Beide gehen nicht ran. Ich stehe genau vor der Uni, es  kommen mehrere Studenten aus der Uni heraus, und es ist ziemlich voll geworden auf dem gelände. Plötzlich entdecke ich Abdul und Amir, und hinter ihnen...
,, Hast du verdient du Schlampe". höre ich eine Stimme, die mir bekannt vorkam. Ich spüre, das mein nasser Abaya an meiner Haut klebt. Die Scham und die ekelhaften Blicke der anderen, sowohl von Männern als auch von Frauen.
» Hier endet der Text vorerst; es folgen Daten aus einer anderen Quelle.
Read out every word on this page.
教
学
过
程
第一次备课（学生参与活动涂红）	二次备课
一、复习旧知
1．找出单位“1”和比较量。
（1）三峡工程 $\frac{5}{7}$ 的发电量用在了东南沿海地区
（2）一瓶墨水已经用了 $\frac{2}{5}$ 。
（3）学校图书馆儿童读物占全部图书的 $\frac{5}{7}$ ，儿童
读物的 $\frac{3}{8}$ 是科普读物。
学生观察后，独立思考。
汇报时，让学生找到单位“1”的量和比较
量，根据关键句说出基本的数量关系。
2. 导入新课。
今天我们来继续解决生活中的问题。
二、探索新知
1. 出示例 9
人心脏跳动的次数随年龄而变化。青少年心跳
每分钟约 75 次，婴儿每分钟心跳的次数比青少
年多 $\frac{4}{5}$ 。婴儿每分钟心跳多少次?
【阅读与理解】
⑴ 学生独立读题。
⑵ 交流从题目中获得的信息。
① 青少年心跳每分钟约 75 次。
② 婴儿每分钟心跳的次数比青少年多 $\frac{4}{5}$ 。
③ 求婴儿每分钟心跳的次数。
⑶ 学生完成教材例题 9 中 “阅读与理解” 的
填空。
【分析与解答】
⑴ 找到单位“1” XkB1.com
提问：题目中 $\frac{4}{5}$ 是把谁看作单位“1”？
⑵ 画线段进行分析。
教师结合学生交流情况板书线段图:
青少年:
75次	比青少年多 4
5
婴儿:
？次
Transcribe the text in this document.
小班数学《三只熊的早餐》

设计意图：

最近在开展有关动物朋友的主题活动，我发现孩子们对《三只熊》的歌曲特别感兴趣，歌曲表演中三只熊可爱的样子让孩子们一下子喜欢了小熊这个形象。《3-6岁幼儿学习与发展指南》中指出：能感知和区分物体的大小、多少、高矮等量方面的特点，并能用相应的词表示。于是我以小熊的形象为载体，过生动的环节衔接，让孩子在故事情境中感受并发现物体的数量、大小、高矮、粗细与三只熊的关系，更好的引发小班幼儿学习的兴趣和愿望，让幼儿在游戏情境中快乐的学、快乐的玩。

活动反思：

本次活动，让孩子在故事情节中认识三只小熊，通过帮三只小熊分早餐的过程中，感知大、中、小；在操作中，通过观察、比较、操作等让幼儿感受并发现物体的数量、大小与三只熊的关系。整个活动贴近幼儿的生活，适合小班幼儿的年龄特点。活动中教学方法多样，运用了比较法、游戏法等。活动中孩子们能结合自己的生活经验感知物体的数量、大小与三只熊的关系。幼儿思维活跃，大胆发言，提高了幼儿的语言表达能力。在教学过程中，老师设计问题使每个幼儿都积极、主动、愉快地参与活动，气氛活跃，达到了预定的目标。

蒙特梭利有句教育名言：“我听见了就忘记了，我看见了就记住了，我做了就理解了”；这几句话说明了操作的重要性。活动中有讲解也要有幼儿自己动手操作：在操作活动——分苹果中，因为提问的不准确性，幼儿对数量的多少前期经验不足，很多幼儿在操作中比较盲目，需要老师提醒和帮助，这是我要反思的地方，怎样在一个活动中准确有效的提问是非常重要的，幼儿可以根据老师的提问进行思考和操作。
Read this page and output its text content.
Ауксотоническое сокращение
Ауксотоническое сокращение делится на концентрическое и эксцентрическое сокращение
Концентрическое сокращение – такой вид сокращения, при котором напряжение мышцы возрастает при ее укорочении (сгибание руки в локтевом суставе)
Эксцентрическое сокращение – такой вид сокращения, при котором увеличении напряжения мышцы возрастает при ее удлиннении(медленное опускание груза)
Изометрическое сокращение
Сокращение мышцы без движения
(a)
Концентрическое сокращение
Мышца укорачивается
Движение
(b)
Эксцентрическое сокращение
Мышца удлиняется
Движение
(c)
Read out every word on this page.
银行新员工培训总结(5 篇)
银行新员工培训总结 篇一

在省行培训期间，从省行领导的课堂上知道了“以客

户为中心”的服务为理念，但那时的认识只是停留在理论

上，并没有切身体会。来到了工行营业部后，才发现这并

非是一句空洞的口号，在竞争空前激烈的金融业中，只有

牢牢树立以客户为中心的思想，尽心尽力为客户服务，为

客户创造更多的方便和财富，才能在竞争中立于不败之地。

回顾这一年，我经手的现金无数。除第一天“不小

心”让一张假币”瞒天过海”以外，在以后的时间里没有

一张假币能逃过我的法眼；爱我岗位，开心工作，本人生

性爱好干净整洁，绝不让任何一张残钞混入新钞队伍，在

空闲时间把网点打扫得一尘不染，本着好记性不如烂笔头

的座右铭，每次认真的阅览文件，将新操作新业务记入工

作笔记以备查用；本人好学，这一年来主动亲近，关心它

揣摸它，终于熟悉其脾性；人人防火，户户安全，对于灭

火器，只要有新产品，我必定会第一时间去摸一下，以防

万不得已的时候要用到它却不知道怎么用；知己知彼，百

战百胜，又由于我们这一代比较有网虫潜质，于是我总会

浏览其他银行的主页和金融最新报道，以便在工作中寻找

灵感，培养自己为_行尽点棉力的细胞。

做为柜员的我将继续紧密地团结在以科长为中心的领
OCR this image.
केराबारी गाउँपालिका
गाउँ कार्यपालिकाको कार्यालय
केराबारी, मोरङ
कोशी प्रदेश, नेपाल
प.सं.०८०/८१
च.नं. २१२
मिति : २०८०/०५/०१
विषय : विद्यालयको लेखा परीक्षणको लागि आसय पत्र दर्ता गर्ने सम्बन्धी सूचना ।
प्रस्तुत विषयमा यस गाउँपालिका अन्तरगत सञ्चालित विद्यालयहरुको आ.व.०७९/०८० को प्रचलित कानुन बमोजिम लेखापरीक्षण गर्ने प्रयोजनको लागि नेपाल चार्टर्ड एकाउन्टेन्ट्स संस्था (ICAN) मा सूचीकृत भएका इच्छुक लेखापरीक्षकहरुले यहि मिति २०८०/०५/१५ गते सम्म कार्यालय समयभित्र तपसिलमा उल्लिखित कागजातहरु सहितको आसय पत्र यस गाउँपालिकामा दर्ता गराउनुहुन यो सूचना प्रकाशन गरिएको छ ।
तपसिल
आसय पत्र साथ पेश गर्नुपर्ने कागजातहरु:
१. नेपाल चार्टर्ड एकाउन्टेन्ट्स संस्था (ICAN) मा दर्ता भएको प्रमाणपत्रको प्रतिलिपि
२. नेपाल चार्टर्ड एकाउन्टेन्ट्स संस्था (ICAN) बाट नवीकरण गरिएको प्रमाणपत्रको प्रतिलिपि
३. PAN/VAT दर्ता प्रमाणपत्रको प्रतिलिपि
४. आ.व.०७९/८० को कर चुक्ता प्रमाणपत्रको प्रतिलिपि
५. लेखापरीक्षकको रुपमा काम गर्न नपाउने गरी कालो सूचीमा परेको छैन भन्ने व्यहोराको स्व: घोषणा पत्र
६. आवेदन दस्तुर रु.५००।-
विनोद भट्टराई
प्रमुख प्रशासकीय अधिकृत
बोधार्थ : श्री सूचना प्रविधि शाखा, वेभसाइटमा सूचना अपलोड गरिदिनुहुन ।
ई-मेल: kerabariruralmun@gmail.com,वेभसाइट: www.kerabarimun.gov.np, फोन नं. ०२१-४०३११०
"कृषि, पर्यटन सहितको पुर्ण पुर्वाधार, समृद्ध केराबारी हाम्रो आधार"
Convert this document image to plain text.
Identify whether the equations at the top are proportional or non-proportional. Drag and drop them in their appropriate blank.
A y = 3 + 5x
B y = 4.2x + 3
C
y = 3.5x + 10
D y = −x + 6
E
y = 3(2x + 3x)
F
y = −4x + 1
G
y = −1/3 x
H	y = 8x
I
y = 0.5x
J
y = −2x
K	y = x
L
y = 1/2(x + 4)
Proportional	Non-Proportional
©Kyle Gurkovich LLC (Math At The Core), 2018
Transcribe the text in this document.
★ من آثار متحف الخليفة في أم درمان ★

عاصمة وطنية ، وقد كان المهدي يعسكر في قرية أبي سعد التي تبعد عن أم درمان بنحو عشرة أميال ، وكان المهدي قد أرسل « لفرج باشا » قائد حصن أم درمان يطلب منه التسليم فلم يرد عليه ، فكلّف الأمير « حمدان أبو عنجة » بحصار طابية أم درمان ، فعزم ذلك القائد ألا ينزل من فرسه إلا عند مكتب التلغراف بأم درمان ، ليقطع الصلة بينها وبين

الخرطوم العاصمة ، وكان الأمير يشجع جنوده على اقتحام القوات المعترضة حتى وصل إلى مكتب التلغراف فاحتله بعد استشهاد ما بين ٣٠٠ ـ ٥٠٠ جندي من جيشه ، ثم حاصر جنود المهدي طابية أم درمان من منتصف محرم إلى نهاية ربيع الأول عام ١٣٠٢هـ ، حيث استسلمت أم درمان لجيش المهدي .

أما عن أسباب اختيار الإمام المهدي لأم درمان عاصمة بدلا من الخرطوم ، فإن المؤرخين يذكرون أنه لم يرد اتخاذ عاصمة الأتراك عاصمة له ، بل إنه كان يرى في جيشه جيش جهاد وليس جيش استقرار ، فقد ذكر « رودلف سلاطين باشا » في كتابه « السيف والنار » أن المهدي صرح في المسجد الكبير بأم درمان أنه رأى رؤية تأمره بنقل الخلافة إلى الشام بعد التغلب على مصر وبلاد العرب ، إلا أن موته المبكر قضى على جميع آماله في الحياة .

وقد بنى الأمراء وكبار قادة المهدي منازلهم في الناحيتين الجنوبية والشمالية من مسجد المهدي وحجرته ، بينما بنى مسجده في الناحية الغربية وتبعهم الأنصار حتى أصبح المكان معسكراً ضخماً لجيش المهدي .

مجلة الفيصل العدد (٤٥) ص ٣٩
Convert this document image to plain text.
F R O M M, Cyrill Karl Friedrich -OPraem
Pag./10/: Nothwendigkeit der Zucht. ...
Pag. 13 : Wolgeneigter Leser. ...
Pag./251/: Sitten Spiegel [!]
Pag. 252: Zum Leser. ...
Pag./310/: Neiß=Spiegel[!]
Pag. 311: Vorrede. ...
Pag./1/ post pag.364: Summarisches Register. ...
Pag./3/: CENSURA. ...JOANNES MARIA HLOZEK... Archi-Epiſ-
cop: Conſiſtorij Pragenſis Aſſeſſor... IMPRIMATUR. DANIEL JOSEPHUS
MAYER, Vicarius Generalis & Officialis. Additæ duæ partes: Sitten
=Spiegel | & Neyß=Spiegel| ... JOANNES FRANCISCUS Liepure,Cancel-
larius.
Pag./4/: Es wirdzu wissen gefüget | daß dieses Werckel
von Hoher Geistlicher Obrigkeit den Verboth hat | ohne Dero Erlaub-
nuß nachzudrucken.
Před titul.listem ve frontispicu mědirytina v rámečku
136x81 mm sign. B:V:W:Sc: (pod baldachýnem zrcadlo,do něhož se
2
Ich drehte mich zur Seite, um zu sehen, wer mich so bloßstellte. Wer so einen Hass in sich trägt, eine verschleierte Frau derart bloßzustellen. Dann sah ich ihn. Ebubekir, der mich einst berührte und mein Kopftuch abnehmen wollte. Derjenige, der jetzt gerade meine Aura vor all diesen Menschen enthüllt. Mein Blick richtete sich erneut auf all die Menschen, die mich anstarrten. Mein Kopf ist wie leer gefegt.  Mein Blick blieb an einem Kerl hängen. Mit braunen Augen, die schon fast schwarz wirkten. Seine Haut war gebräunter und er war auch breiter geworden. Sein dichter Bart erinnerte mich an Baba.